As it turns out, we have a gym at school that you can join for $25. And that's for a life time, not per month. And in that gym, they do have the treadmill, which I can't walk on because of the plantar's fascitis, but they also have a recumbant bike, an elliptical, and a rowing machine, which I can use, pain free.



And so every day, after tutoring, or help class, or the rare day where I don't have either, I have been working out for an hour while the girls have cheer practice. And when they don't have practice, I have been making them go to afterschool, much to their dismay, until I am finished. Even though it means I have to take work home with me. Even though it makes me hot and sweaty and stinky and gross. (oh how I hate this, and now all my co-workers have had the privelege of enjoying this sight too) Even though my arms ache for Charlotte and my lap for Hannah. Even though others say, "I just can't leave my kids for one second longer than I have to," or "I just don't think it is fair to my family to have to work once I get home," and the mommy guilt threatens to eat me up. Even though it means my classroom gets less attention and my body gets more. But do you know what? I did it anyway. And on the weekends, I went to the park and walked while the big girls watched and played with the little girls.



And not only has it done my body good, but my mind, my heart, my spirit as well. It has been a wonderful time to clear my mind, to think, to brainstorm, to pray. A time where no one bothers me, talks to me, needs me, or wants me. (Except on the weekends, when we're at the park, and well...I guess that just isn't going to change. Someone always ends up running alongside me voicing their complaint, concern, suggestion, etc.) And, it gave me just the push I needed.

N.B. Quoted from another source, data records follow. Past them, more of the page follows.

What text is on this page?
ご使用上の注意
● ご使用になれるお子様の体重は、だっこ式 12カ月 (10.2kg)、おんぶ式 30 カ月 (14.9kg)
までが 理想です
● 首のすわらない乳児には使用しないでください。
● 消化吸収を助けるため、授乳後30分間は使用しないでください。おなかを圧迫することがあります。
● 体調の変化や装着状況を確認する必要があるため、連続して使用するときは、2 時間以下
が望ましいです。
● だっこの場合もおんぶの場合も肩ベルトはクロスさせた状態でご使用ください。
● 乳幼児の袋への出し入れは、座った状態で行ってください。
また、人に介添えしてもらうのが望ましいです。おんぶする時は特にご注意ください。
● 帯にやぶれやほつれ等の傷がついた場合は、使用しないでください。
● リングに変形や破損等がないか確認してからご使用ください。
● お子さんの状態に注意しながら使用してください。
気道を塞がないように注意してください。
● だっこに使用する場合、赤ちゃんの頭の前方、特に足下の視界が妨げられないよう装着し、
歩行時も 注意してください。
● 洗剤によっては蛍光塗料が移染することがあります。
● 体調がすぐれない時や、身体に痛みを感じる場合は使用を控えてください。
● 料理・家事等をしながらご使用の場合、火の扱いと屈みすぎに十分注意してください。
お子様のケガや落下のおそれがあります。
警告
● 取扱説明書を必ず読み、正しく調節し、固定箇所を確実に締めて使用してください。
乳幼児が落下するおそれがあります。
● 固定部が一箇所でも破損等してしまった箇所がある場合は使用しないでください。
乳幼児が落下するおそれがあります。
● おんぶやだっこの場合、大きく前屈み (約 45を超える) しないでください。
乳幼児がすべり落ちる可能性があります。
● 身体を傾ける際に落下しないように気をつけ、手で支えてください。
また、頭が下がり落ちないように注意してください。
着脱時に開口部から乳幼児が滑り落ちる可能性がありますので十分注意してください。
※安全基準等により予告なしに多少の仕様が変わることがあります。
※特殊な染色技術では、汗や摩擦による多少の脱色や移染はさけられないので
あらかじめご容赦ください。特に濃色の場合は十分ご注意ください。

Tomorrow is weigh in day. And if today's sneak peak at the scale is any indication, tomorrow each and every one of those 72 pounds that I gained when I was pregnant with Charlotte will be gone, plus some. Then it will be on to the 40 or so I was working on when I got pregnant with her to begin with. And even though I would prefer chocolate cake to fresh fruit, hamburgers to grilled chicken, french fries to vegetables, and a good book to exercising, I will make the right choices. Even though I don't want to, I will do it anyway.

1 comment:

  1. Wow Lisa- awesome! Thanks for posting-I really needed to hear that. I like your additional verse as well (may need to "steal" it for my fb motivating notes-will credit you-lol!) I'm back in school to teach and volunteering way too much but what I need to do somehow always gets done even if what I want to do doesn't!